Burnt-out Pair Of Stars Help Prove Einstein’s Theory Of General Relativity
April Flowers for redOrbit.com – Your Universe Online
Researchers led by the University of Texas at Austin and the Harvard-Smithsonian Center for Astrophysics have confirmed the emission of gravitational waves from the second strongest known source in our galaxy by studying the shrinking orbital period of a unique pair of burned-out stars.
Last year the team discovered that the two white dwarf stars are so close together that they make a complete orbit in less than 13 minutes, and they should gradually be slipping closer. The two white dwarfs, which are the remnants cores of stars like our Sun, are in a system called SDSS J065133.338+284423.37 (J0651 for short).
Moving objects create subtle ripples in the fabric of space-time called gravitational waves, according to Einstein’s theory of general relativity. Gravitational waves, though not yet directly observed, should carry away energy causing the stars to inch closer together and orbit each other faster and faster.
“Every six minutes the stars in J0651 eclipse each other as seen from Earth, which makes for an unparalleled and accurate clock some 3,000 light-years away,” said study lead author J.J. Hermes, a graduate student working with Professor Don Winget at The University of Texas at Austin.
According to Einstein’s theory, the orbital period of this binary system should lose about 0.25 milliseconds every year, less than one-thousandth of a second.

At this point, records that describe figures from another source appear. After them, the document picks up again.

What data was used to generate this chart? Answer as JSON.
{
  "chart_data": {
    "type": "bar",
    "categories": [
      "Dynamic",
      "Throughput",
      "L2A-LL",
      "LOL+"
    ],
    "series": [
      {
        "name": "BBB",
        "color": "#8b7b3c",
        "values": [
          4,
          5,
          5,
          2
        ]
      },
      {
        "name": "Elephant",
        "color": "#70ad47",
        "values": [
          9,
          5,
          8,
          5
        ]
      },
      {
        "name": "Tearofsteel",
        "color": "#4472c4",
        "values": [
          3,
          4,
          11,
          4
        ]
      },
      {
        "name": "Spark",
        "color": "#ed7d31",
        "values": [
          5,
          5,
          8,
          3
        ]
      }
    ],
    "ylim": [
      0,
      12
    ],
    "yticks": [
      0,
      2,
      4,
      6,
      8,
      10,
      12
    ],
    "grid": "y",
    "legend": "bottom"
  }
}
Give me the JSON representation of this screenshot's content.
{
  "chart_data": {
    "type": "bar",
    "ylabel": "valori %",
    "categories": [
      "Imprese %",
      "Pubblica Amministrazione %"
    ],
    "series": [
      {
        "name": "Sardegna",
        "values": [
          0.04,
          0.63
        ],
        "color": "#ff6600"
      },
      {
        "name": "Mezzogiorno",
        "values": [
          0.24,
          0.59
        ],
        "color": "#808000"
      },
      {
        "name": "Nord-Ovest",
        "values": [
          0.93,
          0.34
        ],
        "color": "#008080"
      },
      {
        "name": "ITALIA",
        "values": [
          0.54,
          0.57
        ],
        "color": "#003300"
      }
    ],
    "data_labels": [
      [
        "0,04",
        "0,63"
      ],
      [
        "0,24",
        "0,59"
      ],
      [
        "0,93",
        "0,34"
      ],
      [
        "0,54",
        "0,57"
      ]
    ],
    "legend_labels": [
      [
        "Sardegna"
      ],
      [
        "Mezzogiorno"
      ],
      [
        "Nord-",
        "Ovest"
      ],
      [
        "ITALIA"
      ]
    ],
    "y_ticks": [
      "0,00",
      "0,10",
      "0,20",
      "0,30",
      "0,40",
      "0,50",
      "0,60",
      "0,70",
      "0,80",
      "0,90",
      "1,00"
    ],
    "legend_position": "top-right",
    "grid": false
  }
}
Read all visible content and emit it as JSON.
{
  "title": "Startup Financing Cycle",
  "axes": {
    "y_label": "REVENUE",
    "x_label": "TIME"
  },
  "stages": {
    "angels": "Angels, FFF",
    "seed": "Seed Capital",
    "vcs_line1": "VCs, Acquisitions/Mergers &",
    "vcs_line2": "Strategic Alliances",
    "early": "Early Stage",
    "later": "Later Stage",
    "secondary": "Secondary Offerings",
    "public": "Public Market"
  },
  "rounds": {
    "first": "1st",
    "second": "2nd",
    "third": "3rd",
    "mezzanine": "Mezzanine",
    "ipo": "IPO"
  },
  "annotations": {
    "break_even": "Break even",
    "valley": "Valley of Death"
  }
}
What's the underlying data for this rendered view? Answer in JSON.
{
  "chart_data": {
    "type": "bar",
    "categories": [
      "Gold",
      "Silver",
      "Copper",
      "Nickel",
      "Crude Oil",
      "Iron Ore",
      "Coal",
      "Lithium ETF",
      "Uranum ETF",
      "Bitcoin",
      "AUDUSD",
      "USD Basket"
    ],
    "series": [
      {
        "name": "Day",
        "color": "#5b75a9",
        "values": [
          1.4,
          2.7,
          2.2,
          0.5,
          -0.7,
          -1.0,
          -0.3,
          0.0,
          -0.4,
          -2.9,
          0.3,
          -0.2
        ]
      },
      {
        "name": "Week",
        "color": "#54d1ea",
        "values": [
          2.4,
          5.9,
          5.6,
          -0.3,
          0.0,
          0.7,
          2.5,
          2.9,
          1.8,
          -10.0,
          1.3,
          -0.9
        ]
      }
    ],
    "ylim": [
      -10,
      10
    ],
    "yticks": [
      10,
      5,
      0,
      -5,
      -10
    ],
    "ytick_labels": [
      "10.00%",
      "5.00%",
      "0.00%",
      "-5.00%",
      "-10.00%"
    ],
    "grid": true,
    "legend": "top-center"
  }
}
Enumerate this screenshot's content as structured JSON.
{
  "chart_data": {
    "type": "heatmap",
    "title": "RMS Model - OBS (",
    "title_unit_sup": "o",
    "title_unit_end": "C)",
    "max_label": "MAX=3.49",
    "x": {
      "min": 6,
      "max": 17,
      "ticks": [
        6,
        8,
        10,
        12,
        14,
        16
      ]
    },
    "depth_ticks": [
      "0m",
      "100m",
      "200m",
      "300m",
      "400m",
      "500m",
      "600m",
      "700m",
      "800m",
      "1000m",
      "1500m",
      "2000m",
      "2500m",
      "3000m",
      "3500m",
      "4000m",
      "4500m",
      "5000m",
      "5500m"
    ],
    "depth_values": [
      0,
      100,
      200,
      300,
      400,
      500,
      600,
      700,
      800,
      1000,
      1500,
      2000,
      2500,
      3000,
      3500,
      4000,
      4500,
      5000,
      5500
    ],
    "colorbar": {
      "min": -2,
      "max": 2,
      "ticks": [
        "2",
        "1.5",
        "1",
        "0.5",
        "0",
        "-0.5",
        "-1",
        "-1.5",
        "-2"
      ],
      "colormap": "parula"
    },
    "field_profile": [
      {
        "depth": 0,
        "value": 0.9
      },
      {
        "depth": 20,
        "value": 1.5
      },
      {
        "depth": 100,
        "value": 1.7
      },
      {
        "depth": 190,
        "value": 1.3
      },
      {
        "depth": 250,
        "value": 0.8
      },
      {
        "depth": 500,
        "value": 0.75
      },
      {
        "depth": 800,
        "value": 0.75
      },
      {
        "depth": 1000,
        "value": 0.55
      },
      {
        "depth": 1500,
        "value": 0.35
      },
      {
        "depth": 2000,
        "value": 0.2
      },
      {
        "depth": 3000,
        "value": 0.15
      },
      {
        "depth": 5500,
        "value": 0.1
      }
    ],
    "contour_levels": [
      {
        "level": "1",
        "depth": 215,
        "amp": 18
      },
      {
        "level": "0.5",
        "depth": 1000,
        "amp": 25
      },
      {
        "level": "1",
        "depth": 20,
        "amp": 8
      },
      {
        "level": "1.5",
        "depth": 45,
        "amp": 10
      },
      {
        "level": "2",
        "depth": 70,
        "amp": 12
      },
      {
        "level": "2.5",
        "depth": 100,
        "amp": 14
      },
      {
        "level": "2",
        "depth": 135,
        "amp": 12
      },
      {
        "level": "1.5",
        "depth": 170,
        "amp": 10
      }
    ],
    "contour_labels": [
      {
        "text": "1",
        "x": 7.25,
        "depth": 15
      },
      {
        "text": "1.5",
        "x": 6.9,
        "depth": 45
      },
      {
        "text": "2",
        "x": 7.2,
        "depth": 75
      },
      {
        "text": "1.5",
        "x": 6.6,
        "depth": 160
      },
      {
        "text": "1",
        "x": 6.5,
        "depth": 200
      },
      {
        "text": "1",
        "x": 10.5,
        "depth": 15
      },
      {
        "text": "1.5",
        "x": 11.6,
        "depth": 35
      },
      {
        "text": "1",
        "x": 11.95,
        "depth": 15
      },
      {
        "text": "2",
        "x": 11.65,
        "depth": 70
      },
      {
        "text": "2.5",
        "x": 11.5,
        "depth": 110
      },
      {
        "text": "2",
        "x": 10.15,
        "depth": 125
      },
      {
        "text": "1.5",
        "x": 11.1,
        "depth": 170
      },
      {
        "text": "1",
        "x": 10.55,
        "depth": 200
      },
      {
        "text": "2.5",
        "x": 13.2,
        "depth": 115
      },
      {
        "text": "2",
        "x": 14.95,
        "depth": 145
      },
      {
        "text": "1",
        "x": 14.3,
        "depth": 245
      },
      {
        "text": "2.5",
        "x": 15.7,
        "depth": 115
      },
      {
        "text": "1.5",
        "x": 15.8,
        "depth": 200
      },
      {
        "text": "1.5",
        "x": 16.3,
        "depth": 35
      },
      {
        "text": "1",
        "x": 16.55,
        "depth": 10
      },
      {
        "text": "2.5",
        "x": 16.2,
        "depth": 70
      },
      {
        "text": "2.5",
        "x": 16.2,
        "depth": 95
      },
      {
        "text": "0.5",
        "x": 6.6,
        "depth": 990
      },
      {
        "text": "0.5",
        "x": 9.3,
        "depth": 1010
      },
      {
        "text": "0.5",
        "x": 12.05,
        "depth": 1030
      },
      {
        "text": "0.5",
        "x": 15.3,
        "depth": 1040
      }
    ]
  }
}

The team tested that prediction using more than 200 hours of observations from the 2.1-meter Otto Struve Telescope at the university’s McDonald Observatory in West Texas, the Frederick C. Gillett Gemini North telescope in Hawaii, the 10.4-meter Gran Telescopio Canarias in the Canary Islands of Spain, and the 3.5-meter Apache Point telescope in New Mexico.
“Compared to April 2011, when we discovered this object, the eclipses now happen six seconds sooner than expected,” said team member Mukremin Kilic of The University of Oklahoma.
“This is a general relativistic effect you could measure with a wrist watch,” added SAO’s Warren Brown.
Exactly as Einstein’s theory predicted, the stars are getting closer together and the orbital period is shrinking at nearly 0.25 milliseconds per year. By April 2013, the eclipses should happen roughly 20 seconds sooner than they did relative to the group’s first observations in April 2011.
“These compact stars are orbiting each other so closely that we have been able to observe the usually negligible influence of gravitational waves using a relatively simple camera on a 75-year-old telescope in just 13 months,” added Hermes.
There are only four other known binary systems with orbital periods of less than 15 minutes, and all four of those systems are transferring mass from one star to the other, which makes observing orbital decay and interpreting the changes in terms of gravitational waves much more complicated.
“This result marks one of the cleanest and strongest detection of the effect of gravitational waves,” said Brown of the Smithsonian Astrophysical Observatory.
Direct observation of gravitational waves has so far proven elusive. Gravitational waves from JO651 are predicted to change two points in space an inch apart by less than a billionth of a trillionth of an inch. To detect such an infinitesimally small effect would require satellites that shoot lasers at each other from millions of miles apart, and no such mission is currently funded by either NASA or the European Space Agency.
“Here we have an easier way to detect the effects of gravitational waves, though indirectly,” added team member Carlos Allende Prieto of the Instituto de Astrofísica de Canarias.
JO651 provides an opportunity to compare future direct, space-based detection of gravitational waves with those inferred from the orbital decay. This will provide an important benchmark test of our understanding of the workings of gravity.
The orbital period is expected to shrink each year, with eclipses happening more than 20 seconds sooner than expected by May 2013. At this rate, the stars will eventually merge. Future observations will continue to measure the orbital decay and attempt to understand how tides affect the mergers of such stars.
“It’s exciting to confirm predictions Einstein made nearly a century ago by watching two stars bobbing in the wake caused by their sheer mass,” Hermes said. The two stars in this system are both less massive than our sun; one has half the sun’s mass and the other a quarter.